Duke officials explained the error in a letter to the United Network for Organ Sharing, which matches patients with donated organs. The letter was signed by Fulkerson and Dr. Duane Davis, director of Duke's lung transplant program. They said Jaggers declined the organs for one patient but asked a donor group whether they were available for Jesica. The organs were offered to Davis, who declined because they were the wrong size for his patient, then offered to Jaggers for Jesica.
Relatives have said Jesica's family paid a smuggler to bring them from their small town near Guadalajara, Mexico, to the U.S. so she could get medical care.
Can't be done. They are barely able to be used one time.
She is with God now.
I didn't, but it sounds reasonable. Organ donors are hard to come by, plus organs have a very short window of time in which they are viable.
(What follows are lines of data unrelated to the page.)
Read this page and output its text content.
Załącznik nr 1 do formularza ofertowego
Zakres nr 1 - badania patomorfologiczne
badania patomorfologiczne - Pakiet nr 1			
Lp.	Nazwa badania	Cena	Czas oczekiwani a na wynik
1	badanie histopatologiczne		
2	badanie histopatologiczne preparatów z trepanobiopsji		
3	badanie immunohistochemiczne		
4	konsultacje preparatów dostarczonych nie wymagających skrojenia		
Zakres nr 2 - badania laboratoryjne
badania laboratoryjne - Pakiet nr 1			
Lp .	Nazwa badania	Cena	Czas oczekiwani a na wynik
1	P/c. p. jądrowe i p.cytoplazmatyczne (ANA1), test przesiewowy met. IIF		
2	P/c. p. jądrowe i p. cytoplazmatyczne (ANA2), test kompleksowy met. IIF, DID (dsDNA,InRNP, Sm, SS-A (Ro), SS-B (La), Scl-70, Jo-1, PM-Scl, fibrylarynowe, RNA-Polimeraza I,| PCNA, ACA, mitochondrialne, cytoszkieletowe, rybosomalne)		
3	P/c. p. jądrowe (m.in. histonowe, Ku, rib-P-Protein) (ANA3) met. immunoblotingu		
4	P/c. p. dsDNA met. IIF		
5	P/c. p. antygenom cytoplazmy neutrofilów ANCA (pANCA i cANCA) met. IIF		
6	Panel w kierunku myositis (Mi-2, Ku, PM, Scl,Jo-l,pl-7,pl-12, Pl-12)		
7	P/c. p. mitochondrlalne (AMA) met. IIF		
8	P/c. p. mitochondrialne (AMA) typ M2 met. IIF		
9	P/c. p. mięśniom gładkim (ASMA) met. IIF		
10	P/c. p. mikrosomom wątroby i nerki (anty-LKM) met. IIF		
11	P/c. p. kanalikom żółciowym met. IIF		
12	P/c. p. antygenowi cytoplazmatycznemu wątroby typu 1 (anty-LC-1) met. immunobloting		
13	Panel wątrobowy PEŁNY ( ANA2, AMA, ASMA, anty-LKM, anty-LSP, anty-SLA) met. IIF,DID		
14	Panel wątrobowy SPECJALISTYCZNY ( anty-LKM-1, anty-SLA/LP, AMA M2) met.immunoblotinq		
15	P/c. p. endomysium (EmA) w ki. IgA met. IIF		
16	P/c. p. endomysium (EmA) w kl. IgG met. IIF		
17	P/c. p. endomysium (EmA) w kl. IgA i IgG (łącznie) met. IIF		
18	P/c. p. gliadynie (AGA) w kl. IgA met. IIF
I don't know if anyone has a "right" to transplanted organs, but if a person shows up and needs one, and you've got one that suits them, I won't object no matter what their nationality.
Don't believe me? Read the authorizations and contracts between patient, family, and medical center...in this case Duke University.
Furthermore, would *you*, or any of your children want to receive an organ from her *after* her body was host to non-capatible organs, which affected her brain (swelling)?
You get what you pay for! Why the hell was this even allowed in the first place when we have AMERICANS waiting for organs?
God forbid this doctor has to actually take time to correctly do surgery. It might raise the cost of the rest of our botched surgeries.